Every six months or so, I write a guide to doing stuff with AI. A lot has changed since the last guide, while a few important things have stayed the same. It is time for an update. This is usually a serious endeavor, but, heeding the advice of Allie Miller, I wanted to start with a different entry point into AI: fun.

I have given talks to thousands of people about AI, and there are lots of things that I can demo that tend to amaze or worry folks, but there is one thing that never fails to delight: making a song.

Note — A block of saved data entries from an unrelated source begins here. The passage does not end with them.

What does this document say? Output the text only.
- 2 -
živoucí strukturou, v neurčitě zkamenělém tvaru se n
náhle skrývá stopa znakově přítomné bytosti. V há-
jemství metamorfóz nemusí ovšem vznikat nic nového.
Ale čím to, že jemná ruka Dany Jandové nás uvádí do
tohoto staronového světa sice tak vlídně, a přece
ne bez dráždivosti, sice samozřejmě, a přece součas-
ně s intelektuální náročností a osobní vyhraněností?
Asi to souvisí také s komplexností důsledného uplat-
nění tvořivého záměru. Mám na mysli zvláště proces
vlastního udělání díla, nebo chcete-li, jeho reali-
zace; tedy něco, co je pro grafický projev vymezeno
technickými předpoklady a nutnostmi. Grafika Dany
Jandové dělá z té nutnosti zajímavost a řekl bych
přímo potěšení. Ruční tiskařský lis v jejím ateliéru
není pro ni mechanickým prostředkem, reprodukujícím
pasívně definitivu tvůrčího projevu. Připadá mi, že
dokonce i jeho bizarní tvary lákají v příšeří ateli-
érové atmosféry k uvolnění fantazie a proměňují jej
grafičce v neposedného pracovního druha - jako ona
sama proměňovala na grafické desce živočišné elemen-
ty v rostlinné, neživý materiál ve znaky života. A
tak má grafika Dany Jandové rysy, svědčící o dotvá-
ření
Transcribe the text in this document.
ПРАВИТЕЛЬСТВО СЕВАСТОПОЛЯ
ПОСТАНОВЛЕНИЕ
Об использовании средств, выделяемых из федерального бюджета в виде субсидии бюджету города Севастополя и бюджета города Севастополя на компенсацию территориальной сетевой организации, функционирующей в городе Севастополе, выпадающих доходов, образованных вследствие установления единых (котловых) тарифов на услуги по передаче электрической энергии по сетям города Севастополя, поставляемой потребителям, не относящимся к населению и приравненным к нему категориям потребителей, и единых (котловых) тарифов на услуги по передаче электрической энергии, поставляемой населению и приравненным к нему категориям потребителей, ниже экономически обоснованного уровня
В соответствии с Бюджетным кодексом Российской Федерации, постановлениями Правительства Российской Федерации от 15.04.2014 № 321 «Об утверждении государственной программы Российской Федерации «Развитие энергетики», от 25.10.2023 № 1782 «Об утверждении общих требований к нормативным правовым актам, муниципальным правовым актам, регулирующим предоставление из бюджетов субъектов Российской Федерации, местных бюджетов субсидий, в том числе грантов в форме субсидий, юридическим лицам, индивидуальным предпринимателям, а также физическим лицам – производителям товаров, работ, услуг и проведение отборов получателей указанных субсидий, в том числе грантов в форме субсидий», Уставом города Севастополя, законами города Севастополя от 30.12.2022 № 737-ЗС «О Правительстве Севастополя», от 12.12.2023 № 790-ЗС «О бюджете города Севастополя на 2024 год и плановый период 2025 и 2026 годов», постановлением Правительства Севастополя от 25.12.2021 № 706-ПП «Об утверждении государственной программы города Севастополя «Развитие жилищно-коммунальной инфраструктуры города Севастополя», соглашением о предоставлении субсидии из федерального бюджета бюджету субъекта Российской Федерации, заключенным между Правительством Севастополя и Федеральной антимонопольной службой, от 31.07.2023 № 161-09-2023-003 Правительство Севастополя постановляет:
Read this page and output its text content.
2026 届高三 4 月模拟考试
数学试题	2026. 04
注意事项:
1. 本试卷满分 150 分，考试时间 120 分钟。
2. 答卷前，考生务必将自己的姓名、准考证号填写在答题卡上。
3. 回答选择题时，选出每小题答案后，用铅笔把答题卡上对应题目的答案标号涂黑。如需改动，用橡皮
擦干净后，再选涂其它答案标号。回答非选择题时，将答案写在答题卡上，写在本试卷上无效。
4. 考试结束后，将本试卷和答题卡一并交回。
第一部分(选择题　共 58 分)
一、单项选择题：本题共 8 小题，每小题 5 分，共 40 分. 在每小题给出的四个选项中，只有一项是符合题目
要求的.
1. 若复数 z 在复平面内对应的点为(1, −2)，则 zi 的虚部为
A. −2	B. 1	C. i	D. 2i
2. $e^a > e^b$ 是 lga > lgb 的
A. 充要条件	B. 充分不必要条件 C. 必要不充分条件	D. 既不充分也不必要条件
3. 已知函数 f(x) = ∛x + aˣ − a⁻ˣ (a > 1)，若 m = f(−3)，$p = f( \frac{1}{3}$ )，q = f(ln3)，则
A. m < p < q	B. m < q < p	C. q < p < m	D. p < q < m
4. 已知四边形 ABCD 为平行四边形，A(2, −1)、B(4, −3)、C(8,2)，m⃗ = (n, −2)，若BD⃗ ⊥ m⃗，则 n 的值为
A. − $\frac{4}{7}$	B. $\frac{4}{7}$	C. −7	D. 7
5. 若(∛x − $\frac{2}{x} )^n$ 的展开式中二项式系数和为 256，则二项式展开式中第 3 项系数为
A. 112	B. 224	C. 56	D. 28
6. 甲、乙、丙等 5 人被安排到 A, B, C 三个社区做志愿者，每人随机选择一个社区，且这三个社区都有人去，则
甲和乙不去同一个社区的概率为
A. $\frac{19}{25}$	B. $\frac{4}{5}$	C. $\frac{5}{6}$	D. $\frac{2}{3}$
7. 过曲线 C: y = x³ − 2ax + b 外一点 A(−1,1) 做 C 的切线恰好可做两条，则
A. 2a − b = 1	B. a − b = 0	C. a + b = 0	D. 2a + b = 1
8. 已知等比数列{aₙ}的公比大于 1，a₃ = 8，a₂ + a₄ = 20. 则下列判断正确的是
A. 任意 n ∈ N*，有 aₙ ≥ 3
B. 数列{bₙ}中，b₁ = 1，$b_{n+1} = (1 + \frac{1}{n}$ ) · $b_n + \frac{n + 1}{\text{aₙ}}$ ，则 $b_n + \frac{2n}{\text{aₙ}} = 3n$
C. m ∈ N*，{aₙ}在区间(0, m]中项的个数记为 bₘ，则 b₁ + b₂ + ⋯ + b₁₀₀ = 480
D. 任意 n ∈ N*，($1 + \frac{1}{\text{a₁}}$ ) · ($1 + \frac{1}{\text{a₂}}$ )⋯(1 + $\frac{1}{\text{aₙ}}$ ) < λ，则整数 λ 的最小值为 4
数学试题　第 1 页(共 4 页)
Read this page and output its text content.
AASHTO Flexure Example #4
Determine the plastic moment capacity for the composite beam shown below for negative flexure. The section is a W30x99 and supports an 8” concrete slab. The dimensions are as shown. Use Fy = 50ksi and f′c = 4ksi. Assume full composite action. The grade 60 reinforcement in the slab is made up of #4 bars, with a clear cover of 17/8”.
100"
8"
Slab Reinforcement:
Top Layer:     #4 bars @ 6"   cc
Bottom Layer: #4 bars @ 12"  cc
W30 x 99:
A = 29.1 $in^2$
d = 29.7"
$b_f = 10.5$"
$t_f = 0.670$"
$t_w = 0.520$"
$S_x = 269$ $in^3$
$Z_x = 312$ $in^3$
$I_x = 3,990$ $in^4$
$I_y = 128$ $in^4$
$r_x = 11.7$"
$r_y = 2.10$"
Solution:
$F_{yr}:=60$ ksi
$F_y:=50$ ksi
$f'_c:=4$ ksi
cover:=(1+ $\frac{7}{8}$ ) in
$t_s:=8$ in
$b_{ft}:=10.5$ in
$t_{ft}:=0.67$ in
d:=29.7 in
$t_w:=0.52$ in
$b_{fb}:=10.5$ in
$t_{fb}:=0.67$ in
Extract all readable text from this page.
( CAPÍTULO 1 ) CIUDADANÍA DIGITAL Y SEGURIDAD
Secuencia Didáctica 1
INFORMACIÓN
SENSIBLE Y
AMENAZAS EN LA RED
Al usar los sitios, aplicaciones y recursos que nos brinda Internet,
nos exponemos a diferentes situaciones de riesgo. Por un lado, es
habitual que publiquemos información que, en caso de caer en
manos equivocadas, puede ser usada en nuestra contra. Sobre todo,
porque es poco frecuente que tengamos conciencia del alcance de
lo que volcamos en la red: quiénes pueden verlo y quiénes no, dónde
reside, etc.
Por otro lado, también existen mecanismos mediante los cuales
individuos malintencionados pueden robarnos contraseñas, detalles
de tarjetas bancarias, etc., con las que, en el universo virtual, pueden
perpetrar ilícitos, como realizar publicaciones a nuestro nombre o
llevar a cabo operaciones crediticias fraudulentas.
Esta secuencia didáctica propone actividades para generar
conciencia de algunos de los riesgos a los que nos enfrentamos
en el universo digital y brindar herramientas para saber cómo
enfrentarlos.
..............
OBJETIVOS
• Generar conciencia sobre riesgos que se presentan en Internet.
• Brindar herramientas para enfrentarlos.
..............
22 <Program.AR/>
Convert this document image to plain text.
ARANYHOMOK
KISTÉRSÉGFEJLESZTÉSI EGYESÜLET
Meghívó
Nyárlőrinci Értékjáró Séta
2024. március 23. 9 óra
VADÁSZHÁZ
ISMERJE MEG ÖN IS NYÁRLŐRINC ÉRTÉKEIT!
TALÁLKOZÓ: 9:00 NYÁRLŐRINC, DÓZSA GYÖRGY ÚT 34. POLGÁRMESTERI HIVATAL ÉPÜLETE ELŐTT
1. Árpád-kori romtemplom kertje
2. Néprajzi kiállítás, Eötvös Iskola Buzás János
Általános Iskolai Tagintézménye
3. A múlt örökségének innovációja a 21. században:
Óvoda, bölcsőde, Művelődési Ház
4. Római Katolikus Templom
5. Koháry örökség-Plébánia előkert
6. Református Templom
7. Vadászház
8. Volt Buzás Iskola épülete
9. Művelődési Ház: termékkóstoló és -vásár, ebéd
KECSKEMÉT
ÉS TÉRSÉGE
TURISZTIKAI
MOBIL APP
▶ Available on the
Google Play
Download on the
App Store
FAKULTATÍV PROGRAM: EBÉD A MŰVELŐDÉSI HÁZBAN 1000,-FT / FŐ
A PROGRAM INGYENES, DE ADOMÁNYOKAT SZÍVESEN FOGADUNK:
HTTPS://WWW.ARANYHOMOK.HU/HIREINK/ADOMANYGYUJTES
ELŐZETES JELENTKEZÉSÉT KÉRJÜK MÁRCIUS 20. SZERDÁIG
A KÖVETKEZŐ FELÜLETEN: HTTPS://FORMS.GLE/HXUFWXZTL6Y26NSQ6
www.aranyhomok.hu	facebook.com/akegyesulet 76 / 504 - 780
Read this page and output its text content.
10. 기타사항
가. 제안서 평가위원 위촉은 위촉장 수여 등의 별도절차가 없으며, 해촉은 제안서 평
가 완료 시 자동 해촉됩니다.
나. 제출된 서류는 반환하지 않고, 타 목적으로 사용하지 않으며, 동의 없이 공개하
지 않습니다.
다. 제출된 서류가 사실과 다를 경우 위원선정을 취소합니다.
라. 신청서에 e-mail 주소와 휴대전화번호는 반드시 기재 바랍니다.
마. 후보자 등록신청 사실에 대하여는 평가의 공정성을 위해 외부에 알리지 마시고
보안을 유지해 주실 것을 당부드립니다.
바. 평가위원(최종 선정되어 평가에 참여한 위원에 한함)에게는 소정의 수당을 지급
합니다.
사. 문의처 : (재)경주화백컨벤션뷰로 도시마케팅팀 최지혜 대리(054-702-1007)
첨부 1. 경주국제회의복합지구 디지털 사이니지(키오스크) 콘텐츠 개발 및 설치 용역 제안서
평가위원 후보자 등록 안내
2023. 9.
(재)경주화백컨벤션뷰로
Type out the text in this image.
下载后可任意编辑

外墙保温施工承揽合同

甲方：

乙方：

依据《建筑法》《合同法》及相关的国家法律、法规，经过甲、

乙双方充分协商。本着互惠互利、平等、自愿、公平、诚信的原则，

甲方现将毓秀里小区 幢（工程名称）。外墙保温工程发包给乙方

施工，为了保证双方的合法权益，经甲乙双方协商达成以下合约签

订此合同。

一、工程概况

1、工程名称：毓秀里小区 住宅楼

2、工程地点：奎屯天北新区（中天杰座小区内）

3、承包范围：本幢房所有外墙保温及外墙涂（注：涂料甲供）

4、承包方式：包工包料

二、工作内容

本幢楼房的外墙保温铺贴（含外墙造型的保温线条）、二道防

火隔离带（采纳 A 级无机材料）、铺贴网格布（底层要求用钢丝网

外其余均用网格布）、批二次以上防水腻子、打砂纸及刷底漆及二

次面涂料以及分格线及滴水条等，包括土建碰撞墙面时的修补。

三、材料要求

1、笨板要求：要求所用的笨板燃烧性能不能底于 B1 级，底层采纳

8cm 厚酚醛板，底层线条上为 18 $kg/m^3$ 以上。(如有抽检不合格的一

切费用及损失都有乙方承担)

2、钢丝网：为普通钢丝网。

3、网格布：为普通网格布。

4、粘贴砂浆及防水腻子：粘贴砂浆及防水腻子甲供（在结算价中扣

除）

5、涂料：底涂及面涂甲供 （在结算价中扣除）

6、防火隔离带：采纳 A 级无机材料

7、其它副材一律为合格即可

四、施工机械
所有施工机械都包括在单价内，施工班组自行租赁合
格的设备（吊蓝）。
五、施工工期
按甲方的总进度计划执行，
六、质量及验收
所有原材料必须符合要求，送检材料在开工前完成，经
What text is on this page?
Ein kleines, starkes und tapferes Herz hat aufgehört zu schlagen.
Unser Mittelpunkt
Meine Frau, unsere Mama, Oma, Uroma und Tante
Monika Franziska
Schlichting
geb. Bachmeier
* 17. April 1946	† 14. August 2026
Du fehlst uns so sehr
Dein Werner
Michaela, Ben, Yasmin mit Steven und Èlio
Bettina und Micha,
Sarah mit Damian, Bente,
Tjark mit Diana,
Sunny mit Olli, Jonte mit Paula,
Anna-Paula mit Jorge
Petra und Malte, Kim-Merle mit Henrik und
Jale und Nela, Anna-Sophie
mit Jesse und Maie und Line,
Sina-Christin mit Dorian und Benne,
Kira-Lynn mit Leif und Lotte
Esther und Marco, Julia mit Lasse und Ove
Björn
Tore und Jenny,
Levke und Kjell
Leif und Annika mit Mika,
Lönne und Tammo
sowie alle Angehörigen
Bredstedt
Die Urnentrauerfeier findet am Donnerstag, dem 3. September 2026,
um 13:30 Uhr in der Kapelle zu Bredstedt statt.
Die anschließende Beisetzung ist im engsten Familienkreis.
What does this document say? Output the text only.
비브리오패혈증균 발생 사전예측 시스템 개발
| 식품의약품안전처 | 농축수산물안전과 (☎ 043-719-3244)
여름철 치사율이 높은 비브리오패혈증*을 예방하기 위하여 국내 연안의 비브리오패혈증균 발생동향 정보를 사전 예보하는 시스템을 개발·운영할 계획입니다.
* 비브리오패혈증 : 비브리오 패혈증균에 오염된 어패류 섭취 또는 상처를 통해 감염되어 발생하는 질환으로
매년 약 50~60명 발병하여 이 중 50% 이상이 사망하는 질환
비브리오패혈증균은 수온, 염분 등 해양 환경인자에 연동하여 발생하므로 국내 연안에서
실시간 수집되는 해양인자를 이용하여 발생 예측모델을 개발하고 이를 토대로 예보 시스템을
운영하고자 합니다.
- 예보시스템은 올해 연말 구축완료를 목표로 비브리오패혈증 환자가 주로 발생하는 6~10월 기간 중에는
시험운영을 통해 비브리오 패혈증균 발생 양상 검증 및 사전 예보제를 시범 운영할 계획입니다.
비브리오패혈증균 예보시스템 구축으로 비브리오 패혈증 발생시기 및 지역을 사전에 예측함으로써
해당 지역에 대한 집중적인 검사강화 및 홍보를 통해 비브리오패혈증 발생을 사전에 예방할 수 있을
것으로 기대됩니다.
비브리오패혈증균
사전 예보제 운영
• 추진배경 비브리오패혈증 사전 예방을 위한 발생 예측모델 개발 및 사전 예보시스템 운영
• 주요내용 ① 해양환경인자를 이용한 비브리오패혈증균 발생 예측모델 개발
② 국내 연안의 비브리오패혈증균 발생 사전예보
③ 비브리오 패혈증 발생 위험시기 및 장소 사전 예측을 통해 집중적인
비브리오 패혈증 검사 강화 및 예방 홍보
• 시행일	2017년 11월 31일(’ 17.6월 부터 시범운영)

So, before you do anything else, go to Suno (which you can also access via Microsoft Copilot) or Udio and make a song. Even if you have done it before, the updated models are so much better, that you should try again. Here, for example, is the modern jazz pop rendition of the abstract to Attention is All You Need, the paper that kicked off Large Language Models. It’s surprisingly catchy. Seriously give it 25 seconds, I have been singing the chorus to myself all day.

But if you want another playful audio way to experience the same paper, take a listen to the first entry in Google’s Illuminate demo, which turns papers into NPR-style radio interviews. It is worth a few moments of your time to play one to see how realistic it sounds - the little breaths, pauses, and interactions between the virtual hosts all sell the idea. Of course, even these playful applications of AI expose some of the issues that haunt Generative AI overall. For example, we don’t know which data was used to train AI music models, and what its implications are for artists.